Headline

Buruknya komunikasi picu masalah yang sebetulnya bisa dihindari.

Fokus

Pemprov DKI Jakarta berupaya agar seni dan tradisi Betawi tetap tumbuh dan hidup.

Sejarawan UGM: Nama Ibu Kota Jangan Hilangkan Aspek Historis

Ardi Teristi Hardi
21/1/2022 19:40
Sejarawan UGM: Nama Ibu Kota Jangan Hilangkan Aspek Historis
Presiden Joko Widodo meninjau langsung sodetan akses jalan menuju rencana ibu kota negara di Provinsi Kalimantan Timur, Selasa (24/8/2021).( BIRO PERS/SETPRES/LUKAS)

NAMA Nusantara untuk calon Ibu Kota Negara (IKN) yang baru di Kabupaten Penajam Paser Utara, Kalimantan Timur dipandang dosen Sejarah Universitas Gajah Mada (UGM), Dr Arif Akhyat tidak mengandung perspektif negatif atau positif.

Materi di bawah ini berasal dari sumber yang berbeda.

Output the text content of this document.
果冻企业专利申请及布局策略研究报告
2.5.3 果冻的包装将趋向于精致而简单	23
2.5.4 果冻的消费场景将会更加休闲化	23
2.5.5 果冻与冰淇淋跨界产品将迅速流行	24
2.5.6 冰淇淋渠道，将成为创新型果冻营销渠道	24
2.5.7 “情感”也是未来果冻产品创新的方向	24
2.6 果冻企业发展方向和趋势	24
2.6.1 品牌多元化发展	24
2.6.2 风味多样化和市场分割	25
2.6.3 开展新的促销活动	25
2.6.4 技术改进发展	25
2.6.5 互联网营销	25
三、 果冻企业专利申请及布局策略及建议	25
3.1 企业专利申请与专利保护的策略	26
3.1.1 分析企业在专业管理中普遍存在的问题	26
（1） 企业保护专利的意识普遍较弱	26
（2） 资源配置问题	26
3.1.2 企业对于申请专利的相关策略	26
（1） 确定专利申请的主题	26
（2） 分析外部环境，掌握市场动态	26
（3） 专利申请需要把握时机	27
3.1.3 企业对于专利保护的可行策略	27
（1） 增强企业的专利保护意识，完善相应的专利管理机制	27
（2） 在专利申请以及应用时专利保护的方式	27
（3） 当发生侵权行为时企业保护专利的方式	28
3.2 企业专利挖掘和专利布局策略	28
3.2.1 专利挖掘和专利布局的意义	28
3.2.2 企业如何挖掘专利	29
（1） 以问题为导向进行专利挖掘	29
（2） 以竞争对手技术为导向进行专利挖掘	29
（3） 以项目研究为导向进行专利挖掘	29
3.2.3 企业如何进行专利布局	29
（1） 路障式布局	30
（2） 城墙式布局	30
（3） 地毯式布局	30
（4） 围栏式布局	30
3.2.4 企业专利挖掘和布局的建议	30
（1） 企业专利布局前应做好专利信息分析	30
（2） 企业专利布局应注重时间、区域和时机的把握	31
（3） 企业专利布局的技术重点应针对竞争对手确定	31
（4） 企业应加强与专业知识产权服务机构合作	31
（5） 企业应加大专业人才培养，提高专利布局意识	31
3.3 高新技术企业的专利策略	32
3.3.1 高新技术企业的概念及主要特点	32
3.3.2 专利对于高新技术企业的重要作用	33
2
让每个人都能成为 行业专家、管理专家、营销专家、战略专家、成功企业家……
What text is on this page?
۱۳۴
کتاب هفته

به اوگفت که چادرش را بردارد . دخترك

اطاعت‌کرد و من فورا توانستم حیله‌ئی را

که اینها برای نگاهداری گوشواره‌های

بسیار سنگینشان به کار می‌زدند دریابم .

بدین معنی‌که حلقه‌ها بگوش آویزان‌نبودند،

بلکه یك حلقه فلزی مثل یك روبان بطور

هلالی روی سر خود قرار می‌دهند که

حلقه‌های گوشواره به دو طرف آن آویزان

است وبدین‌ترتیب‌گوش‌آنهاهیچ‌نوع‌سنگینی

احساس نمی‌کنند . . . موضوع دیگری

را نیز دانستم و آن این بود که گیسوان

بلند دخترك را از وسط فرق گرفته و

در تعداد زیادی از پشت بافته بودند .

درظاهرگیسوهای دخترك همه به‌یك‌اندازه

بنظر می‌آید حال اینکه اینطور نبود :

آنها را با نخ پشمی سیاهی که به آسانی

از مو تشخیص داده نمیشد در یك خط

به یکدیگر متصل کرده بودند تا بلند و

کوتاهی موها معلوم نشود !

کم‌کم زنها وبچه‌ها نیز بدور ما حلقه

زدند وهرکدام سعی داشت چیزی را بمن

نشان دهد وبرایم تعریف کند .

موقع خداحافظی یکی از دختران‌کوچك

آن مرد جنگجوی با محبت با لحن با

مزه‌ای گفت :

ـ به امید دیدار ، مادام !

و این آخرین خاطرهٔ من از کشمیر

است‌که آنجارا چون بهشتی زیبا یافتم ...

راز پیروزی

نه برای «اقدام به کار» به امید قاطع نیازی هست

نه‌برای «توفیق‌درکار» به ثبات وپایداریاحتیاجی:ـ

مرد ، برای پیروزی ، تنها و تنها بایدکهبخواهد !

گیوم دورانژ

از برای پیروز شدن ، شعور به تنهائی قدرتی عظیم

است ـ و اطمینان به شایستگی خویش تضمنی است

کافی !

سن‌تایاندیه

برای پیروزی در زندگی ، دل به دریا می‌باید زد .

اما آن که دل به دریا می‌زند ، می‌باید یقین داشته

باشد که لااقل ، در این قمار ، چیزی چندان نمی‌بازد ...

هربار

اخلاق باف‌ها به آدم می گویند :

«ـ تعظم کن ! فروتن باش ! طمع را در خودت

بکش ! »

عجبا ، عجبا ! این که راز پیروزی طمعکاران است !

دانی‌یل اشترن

Arif punya pandangan sendiri terkait nama Ibu Kota Negara (IKN). Menurutnya nama ibu kota negara sebaiknya merujuk pada nama wilayah itu sebelumnya.

Ia menyebut bila menggunakan nama baru untuk sebuah wilayah biasanya akan menghilangkan aspek historis dan konstruksi sosial budaya masyarakat yang sudah menempati sebelumnya. "Dalam kajian sejarah, nama-nama kota, apalagi Ibu Kota, selalu terkait dengan kemegahan kota masa lalu," terang Arif.

Ia pun kemudian menarik ke belakang soal sejarah munculnya kata Nusantara pada masa kerajaan Singosari dan Majapahit. Kata Nusantara, jelas dia, digunakan untuk merujuk wilayah pulau luar.

"Nusantara dibedakan dengan dvipantara yakni dvipa yang artinya Jawa. Konsep Nusantara, pada masa Majapahit merupakan konsep geopolitik untuk mengidentifikasi suatu wilayah yang meliputi Bali, Malayu, Madura, dan Tanjungpura," kata dia, Jumat (21/1).

Keempat wilayah itu termasuk Singapura, Malaysia, Sumatra, Borneo, Sulawesi, Maluku, Lombok, dan Timor. Bahkan, pengaruhnya sampai
Champa, Cambodia, Annam dan Siam.

"Jadi secara geografis, Nusantara lebih luas dari apa yang sekarang disebut Indonesia. Dengan sedikit ulasan tadi sebenarnya, Nusantara, bukan Jawa tetapi justru merujuk luar Jawa," papar Arif Akhyat.

Dia menegaskan, Nusantara untuk penamaan suatu wilayah tidak mengandung perspektif negatif atau positif. Ia hanya sebuah nama untuk menyebut wilayah di luar Jawa.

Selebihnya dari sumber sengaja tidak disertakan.